Putin smells weakness
What unsettles the Baltic states is that President Putin has spoken of the right to intervene to protect the interests of Russian speakers.
About 25% of those living in Estonia are ethnic Russians. It was not difficult during a brief trip to a Russian market in Tallinn to find those who both like the Russian president and see him as a protector - although they tend to be from the older generation.
So President Obama will reaffirm the unity and the strength of the alliance but that will not change the situation on the ground in Ukraine - and that comes back to the will and determination of Europe's leaders.

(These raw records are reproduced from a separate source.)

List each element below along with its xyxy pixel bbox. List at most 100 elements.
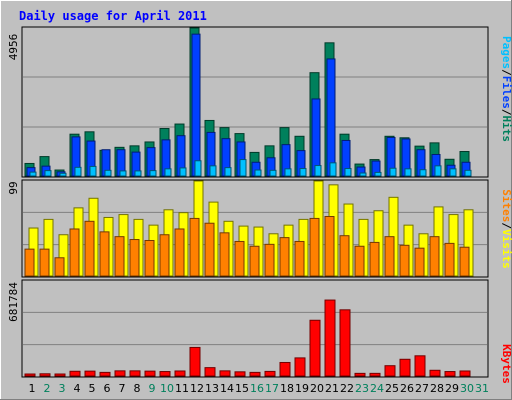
x-tick-label: 9 [149, 382, 156, 395]
legend-sep-1: / [500, 69, 512, 76]
x-tick-label: 23 [355, 382, 369, 395]
bar-sites-day-1 [24, 248, 35, 277]
x-tick-label: 14 [220, 382, 234, 395]
bar-kbytes-day-28 [429, 369, 441, 377]
bar-kbytes-day-26 [399, 358, 411, 377]
bar-pages-day-22 [344, 168, 352, 177]
bar-pages-day-19 [299, 168, 307, 177]
x-tick-label: 25 [385, 382, 399, 395]
bar-kbytes-day-6 [99, 371, 111, 377]
bar-pages-day-17 [269, 169, 277, 177]
bar-pages-day-30 [464, 169, 472, 177]
bar-pages-day-26 [404, 168, 412, 177]
panel-bottom-legend: KBytes [500, 344, 512, 384]
legend-pages: Pages [500, 36, 512, 69]
bar-sites-day-14 [219, 232, 230, 277]
panel-middle-max-label: 99 [7, 181, 20, 194]
bar-pages-day-9 [149, 170, 157, 177]
bar-kbytes-day-16 [249, 371, 261, 377]
bar-sites-day-9 [144, 239, 155, 277]
bar-pages-day-10 [164, 168, 172, 177]
bar-pages-day-2 [44, 170, 52, 177]
bar-files-day-21 [326, 58, 336, 177]
bar-pages-day-29 [449, 168, 457, 177]
bar-sites-day-11 [174, 228, 185, 277]
x-tick-label: 21 [325, 382, 339, 395]
legend-visits: Visits [500, 229, 512, 269]
bar-kbytes-day-9 [144, 370, 156, 377]
bar-pages-day-15 [239, 159, 247, 177]
bar-pages-day-13 [209, 165, 217, 177]
bar-kbytes-day-5 [84, 370, 96, 377]
bar-kbytes-day-7 [114, 370, 126, 377]
x-tick-label: 8 [134, 382, 141, 395]
bar-pages-day-11 [179, 167, 187, 177]
bar-sites-day-28 [429, 236, 440, 277]
x-tick-label: 4 [74, 382, 81, 395]
legend-sep-3: / [500, 222, 512, 229]
bar-kbytes-day-10 [159, 371, 171, 377]
bar-kbytes-day-8 [129, 370, 141, 377]
panel-top-legend: Pages/Files/Hits [500, 36, 512, 142]
panel-bottom: 681784 KBytes [7, 279, 512, 384]
bar-kbytes-day-12 [189, 346, 201, 377]
bar-kbytes-day-4 [69, 370, 81, 377]
panel-middle-legend: Sites/Visits [500, 189, 512, 269]
x-tick-label: 16 [250, 382, 264, 395]
bar-sites-day-4 [69, 228, 80, 277]
x-tick-label: 18 [280, 382, 294, 395]
x-tick-label: 7 [119, 382, 126, 395]
panel-bottom-max-label: 681784 [7, 282, 20, 322]
bar-pages-day-12 [194, 160, 202, 177]
bar-pages-day-28 [434, 165, 442, 177]
bar-pages-day-24 [374, 171, 382, 177]
bar-sites-day-25 [384, 236, 395, 277]
bar-sites-day-22 [339, 235, 350, 277]
x-tick-label: 6 [104, 382, 111, 395]
bar-kbytes-day-30 [459, 370, 471, 377]
svg-text:KBytes: KBytes [500, 344, 512, 384]
x-tick-label: 26 [400, 382, 414, 395]
x-tick-label: 20 [310, 382, 324, 395]
bar-kbytes-day-14 [219, 370, 231, 377]
svg-text:Pages/Files/Hits: Pages/Files/Hits [500, 36, 512, 142]
panel-bottom-gridlines [23, 311, 487, 346]
bar-pages-day-7 [119, 170, 127, 177]
bar-pages-day-4 [74, 166, 82, 177]
x-tick-label: 30 [460, 382, 474, 395]
bar-kbytes-day-23 [354, 372, 366, 377]
bar-sites-day-6 [99, 231, 110, 277]
x-tick-label: 2 [44, 382, 51, 395]
chart-title: Daily usage for April 2011 [19, 9, 207, 23]
bar-pages-day-14 [224, 167, 232, 177]
bar-kbytes-day-29 [444, 371, 456, 377]
bar-sites-day-19 [294, 240, 305, 277]
bar-pages-day-1 [29, 171, 37, 177]
bar-pages-day-3 [59, 172, 67, 177]
bar-sites-day-20 [309, 217, 320, 277]
bar-pages-day-5 [89, 165, 97, 177]
x-tick-label: 3 [59, 382, 66, 395]
x-tick-label: 19 [295, 382, 309, 395]
panel-top-gridlines [23, 76, 487, 128]
bar-sites-day-24 [369, 241, 380, 277]
x-axis-labels: 1 2 3 4 5 6 7 8 9 10 11 12 13 14 15 16 17 18 19 20 21 22 23 24 2… [29, 382, 490, 395]
x-tick-label: 11 [175, 382, 189, 395]
x-tick-label: 5 [89, 382, 96, 395]
bar-sites-day-13 [204, 222, 215, 277]
bar-kbytes-day-18 [279, 361, 291, 377]
x-tick-label: 12 [190, 382, 204, 395]
legend-kbytes: KBytes [500, 344, 512, 384]
bar-sites-day-5 [84, 220, 95, 277]
bar-pages-day-8 [134, 170, 142, 177]
panel-top: 4956 Pages/Files/Hits [7, 26, 512, 178]
bar-kbytes-day-3 [54, 373, 66, 377]
bar-sites-day-8 [129, 239, 140, 277]
panel-top-max-label: 4956 [7, 34, 20, 61]
bar-sites-day-15 [234, 240, 245, 277]
bar-sites-day-16 [249, 245, 260, 277]
bar-sites-day-23 [354, 245, 365, 277]
panel-middle-bars [24, 180, 474, 277]
x-tick-label: 10 [160, 382, 174, 395]
bar-sites-day-3 [54, 257, 65, 277]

At times during this crisis, Europe has given the impression that it would rather do anything than stand up to Russia - and President Putin is a leader who smells weakness.
I am told that some European leaders felt almost insulted by Russia when they were briefed by the Ukrainian president last Saturday on the extent of Russian involvement in eastern Ukraine.
In March the Kremlin had told them the so-called "green men" had nothing to do with the Russian military and now they were being told there were no Russian units on Ukrainian territory.
At the start of the crisis, German Chancellor Angela Merkel had been cautious and tried to keep open a channel of communication with the Russian president but now she feels deceived and, despite all the lobbying from the German business community, she has backed tougher sanctions whatever the economic cost.
"Accepting Russia's behaviour is not an option," Mrs Merkel says. She sees Russia as openly challenging the post-war European order.
There are doubters; the Hungarians, the Slovaks and the Czech Republic are against further sanctions. Even so the EU will almost certainly agree another round of sanctions later this week in coordination with the G7.
They will possibly enforce a ban on all Russian state-owned companies borrowing or raising capital in Europe. It sounds tough but most of these Russian entities don't need to raise equity. To really hurt the Russian economy, Europe will have to slash its dependency on its oil and gas.
'Time of darkness'
Europe's leaders are struggling with their response. Some leaders believe that they need to unfurl a big economic stick to have any hope of reining in President Putin. Others fear it will only further provoke the Russian leader.
Europe's leaders like to say there can be no military solution to the crisis. The trouble is that President Putin thinks there can be.
Europe's dilemma is that if Russia succeeds and carves out some kind of separate entity in the east and south-east of Ukraine, the borders of a sovereign European country will have been changed by force and the EU will be exposed as weak and indecisive.
Already Ukrainian ministers are warning of a "great war" with Russia. If the fighting intensifies it will not be limited to eastern Ukraine. Ukrainians will continue the struggle and, almost certainly, will acquire weapons and support from abroad.
For the EU this crisis challenges its unity and its resolve. A peace project in a time of war may well require different skills than the exercise of soft power.
Mrs Mogherini perhaps understood the enormity of what Europe is facing when she described the era as "a time of complete darkness".